Il est finalement assez éclairant de constater que l’introduction de la sieste au travail pourrait bien apporter, outre les nombreux avantages décrits plus hauts, un peu de cette liberté qui a été grignotée par ailleurs. Et puis, comment ne pas voir dans un pays qui se réfugie dans le petit roupillon plutôt que résoudre ses problèmes un aboutissement logique de 40 ans de fuite devant ceux-ci ?

must not sleep
—-
Sur le web

Voir les commentaires (19)

Laisser un commentaire

Créer un compte Tous les commentaires (19)
  • « Heureusement, les Français, dont la productivité légendaire ne fait qu’augmenter »

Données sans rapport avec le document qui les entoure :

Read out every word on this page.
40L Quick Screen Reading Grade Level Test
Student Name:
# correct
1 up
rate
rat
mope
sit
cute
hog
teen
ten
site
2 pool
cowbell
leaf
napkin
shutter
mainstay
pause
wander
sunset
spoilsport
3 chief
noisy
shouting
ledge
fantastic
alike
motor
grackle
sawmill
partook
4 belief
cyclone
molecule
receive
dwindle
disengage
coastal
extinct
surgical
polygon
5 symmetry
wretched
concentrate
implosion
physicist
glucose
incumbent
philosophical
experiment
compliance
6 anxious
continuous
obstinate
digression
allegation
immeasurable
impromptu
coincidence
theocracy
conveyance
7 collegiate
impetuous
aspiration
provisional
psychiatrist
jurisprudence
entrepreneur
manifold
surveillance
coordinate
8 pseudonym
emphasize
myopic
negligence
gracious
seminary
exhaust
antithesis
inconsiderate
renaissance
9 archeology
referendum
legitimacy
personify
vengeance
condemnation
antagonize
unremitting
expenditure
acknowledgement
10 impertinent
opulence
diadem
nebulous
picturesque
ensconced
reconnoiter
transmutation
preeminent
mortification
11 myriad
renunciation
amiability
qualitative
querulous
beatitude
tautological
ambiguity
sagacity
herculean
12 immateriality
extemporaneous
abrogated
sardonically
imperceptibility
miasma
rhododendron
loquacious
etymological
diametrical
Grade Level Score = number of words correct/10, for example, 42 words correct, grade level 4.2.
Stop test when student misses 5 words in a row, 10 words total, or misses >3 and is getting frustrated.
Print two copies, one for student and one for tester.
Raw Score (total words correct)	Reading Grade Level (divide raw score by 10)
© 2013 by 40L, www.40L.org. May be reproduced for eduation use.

    Alors là je vous trouve injuste, les français sont parmi les plus productifs d’Europe! D’ailleurs, il suffit de voir le nombre d’enteprises encore en vie malgré un taux de prélèvements dantesques… Je peux vous dire que dans beaucoup d’enteprises, c’est la course en permanence, surtout les « peu qualifiés » qui sont en général systématiquement en sous effectif (ces postes n’étant plus rentables du fait de leur cout faramineux).

    Tout le monde n’est pas fonctionnaire ou syndicaliste…

    • La croissance de la productivité a été plus faible que celle de l’Europe en général ces dernières années, et bien plus basse qu’aux USA.

      Concernant l’article je ne me vois pas faire la sieste à midi, j’en serais bien incapable, mes 6-7h de sommeil me suffisent, je pourrais pas dormir plus même si j’essayais.
      Enfin bon, en France on aime bien les excuses pour flemmarder ^^ » Pour les travailleurs au McDo et à l’usine ça serait probablement bénéfique, mais ailleurs je vois pas l’intérêt.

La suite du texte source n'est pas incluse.